Reporting season: What we learnt about the Big Four banks
Australia's big four banks have posted another record profit to March 31, 2023.
Normally this is something investors would applaud, but when it comes to the big four banks, announcing a record profit report has become a little commonplace over the years.
The big question is, do the recent reports actually provide investors certainty of receiving good dividends into the future and allow them to forget the roller coaster ride with these bank share prices in the past decade? Investors have long memories.
Looking at the recent reports, CBA's unaudited profit came in at $2.6 billion for the quarter. ANZ's profit was $3.547 billion, NAB realised $3.967 billion, WBC excited the market with $4.001 billion for the six months to March 31, 2023. So, these reports have all been good news for our financial sector and for investors.
While some investors have been waiting in anticipation, holding onto their bank shares rain, hail, or shine, mainly so they can receive the next big dividend, we need to look at what has driven the result to determine if their decision was wise. Specifically, was it good management on the part of the banks that brought their bumper reports?
Before answering, think back over the past decade. Most agree it has been a rough road for the banks, emerging from a Royal Commission and then later the uncertainty of the COVID pandemic. While some may argue that Banks are now sitting pretty, as they are making easy money from what appears to be a radical policy set by the RBA. But it is not that simple.
Banks did not just sit on their laurels, during the pandemic as bank board members knew they needed to act, especially with interest rates for fixed loans so low at the time. So, they focussed on writing more loans and cutting expenses.
According to data from the Australian Bureau of Statistics, prior to the pandemic the proportion of new fixed rate loans was hovering at around 15%. But this rose strongly during the pandemic, initially to 35% and up to around 45% in 2021. Although this quickly changed as the percentage of fixed rate loans dived to around 5% by 2022. Banks are now making bigger margins from these loans that were on low fixed rates as their fixed terms come to an end.

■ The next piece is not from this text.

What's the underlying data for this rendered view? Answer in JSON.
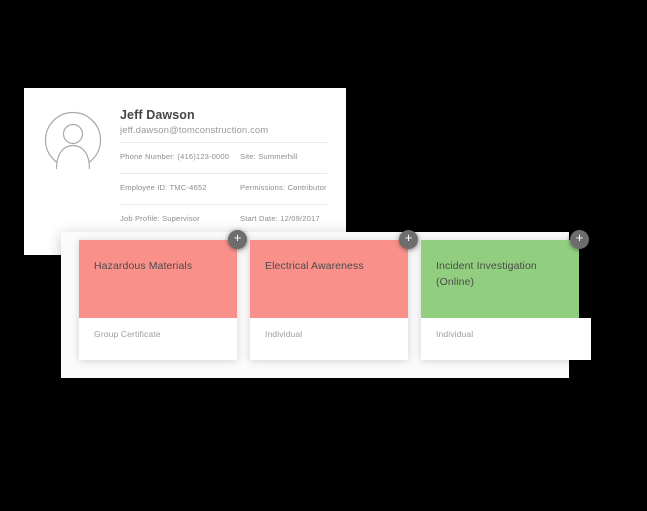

It is worth considering that at no time in history have we recorded such a huge jump in the cash rate in such a short time. Higher rates have hurt existing borrowers and created uncertainty for those contemplating a property purchase, however, the rise has created a sweet spot for banks. This is important at a time when banks are dealing with increased risk of cyber attacks and this has seen an increase in costs for them.
Recently we have seen the collapse of international banks and the fallout of the crypto crash has hurt investors and we can't assume that Australian banks are immune. This is a crucial point to make about international banks collapsing because we are now more than ever in a global economy and the recent bank rescues have caused investors to be fearful across the world.
What investors need to think about is big US banks and banks in other countries have also posted record first-quarter profits. Governments are still spending, and we saw this in the Budget released only last week here in Australia. If the government is spending up, we know this flows onto the stock market, so we urge investors to remember to think like Warren Buffett and not the herd.
Locally, Australian bank stocks have risen from the lows recorded in the pandemic as follows: ANZ is up 72% to $24.31, CBA has risen 84%, NAB gained 100%, WBC is up 57%. This indicates WBC may have more potential to rise.
Also of interest is CBA whose shares have risen 8% from the high prior to the COVID crash, which means it has only gained 8% in three years. ANZ, NAB and WBC are still trading below their pre-COVID highs, so what does that mean for investors? The analysis indicates further upside is likely for bank shares over the next few years.
While there is some short-term volatility for banks to overcome, these stocks should be high on the list of preferred investments for most medium to long term investors. Banks are also great for new investors wanting to learn.
Our preferred banks are currently Commonwealth Bank (CBA) and Westpac (WBC), however, when banks turn back up to start the next rise it will make sense to hold more than two banks, so be patient and wait for confirmation of the next rise before buying.